Adolfo LaCola, a serial hustler and star of CNBC’s primetime show “Staten Island Hustle,” hopes to cash in on the legal marijuana business’s rising popularity with his new weed-storage product, the Herbidore.
It’s a small, plastic canister that LaCola tells CNBC he plans to sell for between 30 and 40 cents to dispensaries, which package up and sell marijuana to consumers. Unlike other disposable canisters, the Herbidore is built to address a specific problem for pot enthusiasts: keeping marijuana fresh over a long period of time.
The latest episode of the show follows LaCola and fellow Staten Island side hustle experts — Dom Detore, Mike Palmer, Tony DeCicco and Ron Montana — as they develop the product and learn that finding a market may not be as easy as they’d thought.
The Herbidore is based on the idea of a humidor, LaCola explains.
“Once the marijuana dries too much, it’ll change the characteristics. It’ll affect taste [and] color, which people don’t like,” he says on the show.
But storing marijuana in a traditional humidor for tobacco cigars can make the product too moist, and cause it to mold, he adds. So the team goes in search for the perfect solution.
Initially, LaCola and the guys thought the best product to create would be a non-disposable container marketed toward consumers, meant for use at home.
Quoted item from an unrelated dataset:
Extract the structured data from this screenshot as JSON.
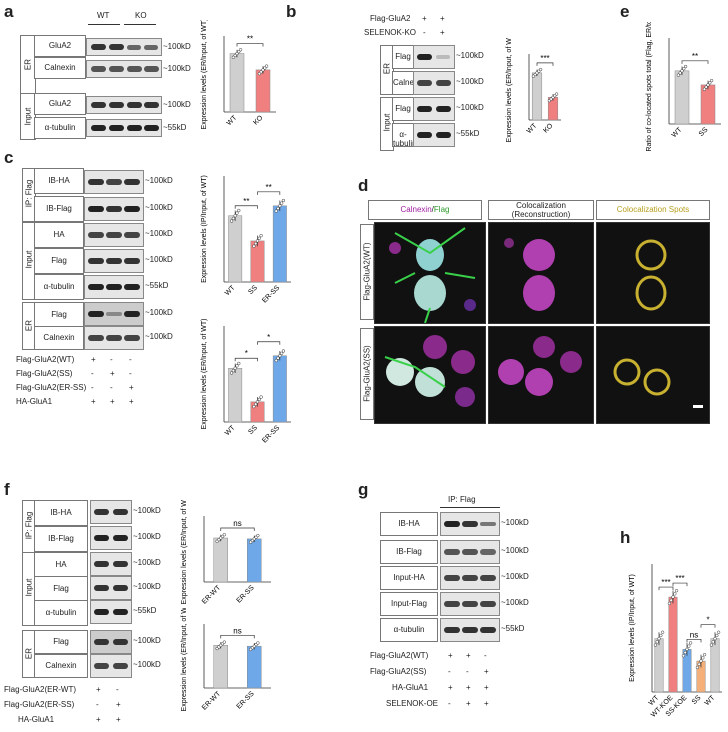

On the show, with the help of a chemical engineer, they create a gel disk that keeps marijuana fresh and insert it in a glass jar to make a prototype.
But soon after its creation, there’s a problem. During a trip to Los Angeles shown on “Staten Island Hustle,” the guys pitch smoke shop owners on carrying the product, and it doesn’t take many meetings to discover the market is full of competition.
“I did a bad job researching the market for the Herbidore, because there are a ton of products out there that keep weed fresh,” LaCola says on the show.
Determined to find a way to bring the product to fruition, he has a new idea.
“Since most users buy small amounts of a lot of different types of pot, why don’t we try to keep it fresh in the container that they purchase it in?” LaCola asks his buddies on the show, holding up a disposable plastic canister from a dispensary that’s about the size of a roll of film.
Today, LaCola is working to create just that, he tells CNBC. The plan is to shrink the gel disk that keeps marijuana fresh, combine it with a plastic container, and sell it to marijuana distribution businesses.
“We’re about to go into production, and we just finished the plastic injection mold stage,” LaCola says. While the product isn’t available yet, he hopes to launch it in six months.
Sometimes you have to re-think your ideas to make them work, he explains. “I still do believe that it will be a moneymaker for us.”